Segregation is also a root cause, according to experts, of why efforts to bring an economic renaissance to Buffalo have done little for Black residents. A University at Buffalo report in 2021 found that living conditions for Black residents of the city, across measures of health, housing, income, and education, had improved little and in some cases had declined over the preceding 30 years.

The Tops supermarket the gunman targeted holds a special significance for the community as well. There was no full-service grocery store in the neighborhood when the Tops regional supermarket chain opened its location on Jefferson Avenue 19 years ago, a problem community members had been campaigning to solve for more than a decade. Tops became an epicenter for the neighborhood, both for groceries in what had been a food desert, and for the neighborhood’s only pharmacy — but also as a community hub.

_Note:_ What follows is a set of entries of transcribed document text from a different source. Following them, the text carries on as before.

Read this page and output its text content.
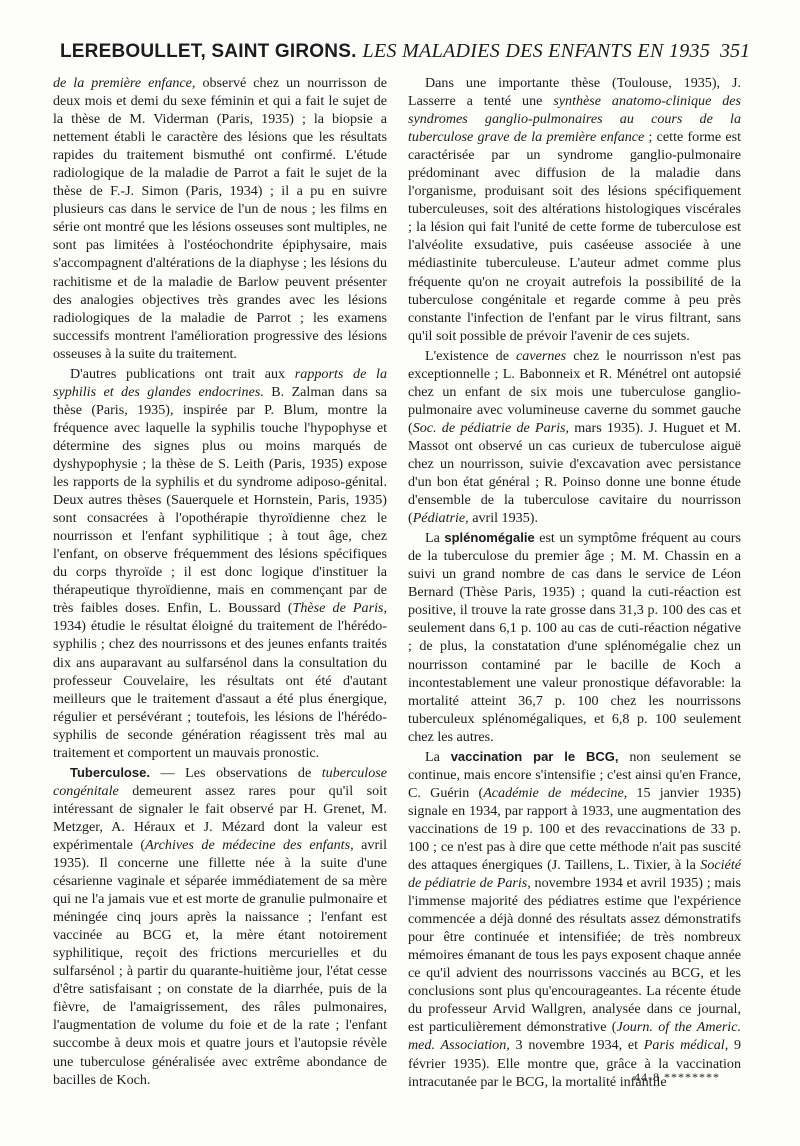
LEREBOULLET, SAINT GIRONS. LES MALADIES DES ENFANTS EN 1935 351

de la première enfance, observé chez un nourrisson de deux mois et demi du sexe féminin et qui a fait le sujet de la thèse de M. Viderman (Paris, 1935) ; la biopsie a nettement établi le caractère des lésions que les résultats rapides du traitement bismuthé ont confirmé. L'étude radiologique de la maladie de Parrot a fait le sujet de la thèse de F.-J. Simon (Paris, 1934) ; il a pu en suivre plusieurs cas dans le service de l'un de nous ; les films en série ont montré que les lésions osseuses sont multiples, ne sont pas limitées à l'ostéochondrite épiphysaire, mais s'accompagnent d'altérations de la diaphyse ; les lésions du rachitisme et de la maladie de Barlow peuvent présenter des analogies objectives très grandes avec les lésions radiologiques de la maladie de Parrot ; les examens successifs montrent l'amélioration progressive des lésions osseuses à la suite du traitement.

D'autres publications ont trait aux rapports de la syphilis et des glandes endocrines. B. Zalman dans sa thèse (Paris, 1935), inspirée par P. Blum, montre la fréquence avec laquelle la syphilis touche l'hypophyse et détermine des signes plus ou moins marqués de dyshypophysie ; la thèse de S. Leith (Paris, 1935) expose les rapports de la syphilis et du syndrome adiposo-génital. Deux autres thèses (Sauerquele et Hornstein, Paris, 1935) sont consacrées à l'opothérapie thyroïdienne chez le nourrisson et l'enfant syphilitique ; à tout âge, chez l'enfant, on observe fréquemment des lésions spécifiques du corps thyroïde ; il est donc logique d'instituer la thérapeutique thyroïdienne, mais en commençant par de très faibles doses. Enfin, L. Boussard (Thèse de Paris, 1934) étudie le résultat éloigné du traitement de l'hérédo-syphilis ; chez des nourrissons et des jeunes enfants traités dix ans auparavant au sulfarsénol dans la consultation du professeur Couvelaire, les résultats ont été d'autant meilleurs que le traitement d'assaut a été plus énergique, régulier et persévérant ; toutefois, les lésions de l'hérédo-syphilis de seconde génération réagissent très mal au traitement et comportent un mauvais pronostic.

Tuberculose. — Les observations de tuberculose congénitale demeurent assez rares pour qu'il soit intéressant de signaler le fait observé par H. Grenet, M. Metzger, A. Héraux et J. Mézard dont la valeur est expérimentale (Archives de médecine des enfants, avril 1935). Il concerne une fillette née à la suite d'une césarienne vaginale et séparée immédiatement de sa mère qui ne l'a jamais vue et est morte de granulie pulmonaire et méningée cinq jours après la naissance ; l'enfant est vaccinée au BCG et, la mère étant notoirement syphilitique, reçoit des frictions mercurielles et du sulfarsénol ; à partir du quarante-huitième jour, l'état cesse d'être satisfaisant ; on constate de la diarrhée, puis de la fièvre, de l'amaigrissement, des râles pulmonaires, l'augmentation de volume du foie et de la rate ; l'enfant succombe à deux mois et quatre jours et l'autopsie révèle une tuberculose généralisée avec extrême abondance de bacilles de Koch.

Dans une importante thèse (Toulouse, 1935), J. Lasserre a tenté une synthèse anatomo-clinique des syndromes ganglio-pulmonaires au cours de la tuberculose grave de la première enfance ; cette forme est caractérisée par un syndrome ganglio-pulmonaire prédominant avec diffusion de la maladie dans l'organisme, produisant soit des lésions spécifiquement tuberculeuses, soit des altérations histologiques viscérales ; la lésion qui fait l'unité de cette forme de tuberculose est l'alvéolite exsudative, puis caséeuse associée à une médiastinite tuberculeuse. L'auteur admet comme plus fréquente qu'on ne croyait autrefois la possibilité de la tuberculose congénitale et regarde comme à peu près constante l'infection de l'enfant par le virus filtrant, sans qu'il soit possible de prévoir l'avenir de ces sujets.

L'existence de cavernes chez le nourrisson n'est pas exceptionnelle ; L. Babonneix et R. Ménétrel ont autopsié chez un enfant de six mois une tuberculose ganglio-pulmonaire avec volumineuse caverne du sommet gauche (Soc. de pédiatrie de Paris, mars 1935). J. Huguet et M. Massot ont observé un cas curieux de tuberculose aiguë chez un nourrisson, suivie d'excavation avec persistance d'un bon état général ; R. Poinso donne une bonne étude d'ensemble de la tuberculose cavitaire du nourrisson (Pédiatrie, avril 1935).

La splénomégalie est un symptôme fréquent au cours de la tuberculose du premier âge ; M. M. Chassin en a suivi un grand nombre de cas dans le service de Léon Bernard (Thèse Paris, 1935) ; quand la cuti-réaction est positive, il trouve la rate grosse dans 31,3 p. 100 des cas et seulement dans 6,1 p. 100 au cas de cuti-réaction négative ; de plus, la constatation d'une splénomégalie chez un nourrisson contaminé par le bacille de Koch a incontestablement une valeur pronostique défavorable: la mortalité atteint 36,7 p. 100 chez les nourrissons tuberculeux splénomégaliques, et 6,8 p. 100 seulement chez les autres.

La vaccination par le BCG, non seulement se continue, mais encore s'intensifie ; c'est ainsi qu'en France, C. Guérin (Académie de médecine, 15 janvier 1935) signale en 1934, par rapport à 1933, une augmentation des vaccinations de 19 p. 100 et des revaccinations de 33 p. 100 ; ce n'est pas à dire que cette méthode n'ait pas suscité des attaques énergiques (J. Taillens, L. Tixier, à la Société de pédiatrie de Paris, novembre 1934 et avril 1935) ; mais l'immense majorité des pédiatres estime que l'expérience commencée a déjà donné des résultats assez démonstratifs pour être continuée et intensifiée; de très nombreux mémoires émanant de tous les pays exposent chaque année ce qu'il advient des nourrissons vaccinés au BCG, et les conclusions sont plus qu'encourageantes. La récente étude du professeur Arvid Wallgren, analysée dans ce journal, est particulièrement démonstrative (Journ. of the Americ. med. Association, 3 novembre 1934, et Paris médical, 9 février 1935). Elle montre que, grâce à la vaccination intracutanée par le BCG, la mortalité infantile

44-8 ********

Now the store — which the killer allegedly targeted because of its popularity, and where four employees were among the victims — is a crime scene and remains closed for the foreseeable future. That will limit access to fresh food and produce for those in the neighborhood who don’t have the ability to travel to other supermarkets.

Tops has already vowed to reopen the store as quickly as possible, the Buffalo News reported Sunday, and the company says it is working to provide alternatives for the neighborhood in the meantime, including donations of food and free shuttle-bus service to another nearby Tops location. Governor Hochul has made the reopening of the store a priority as well, and the organization Buffalo Community Fridge is set to provide free food near the closed Tops starting Monday.

This post has been updated throughout.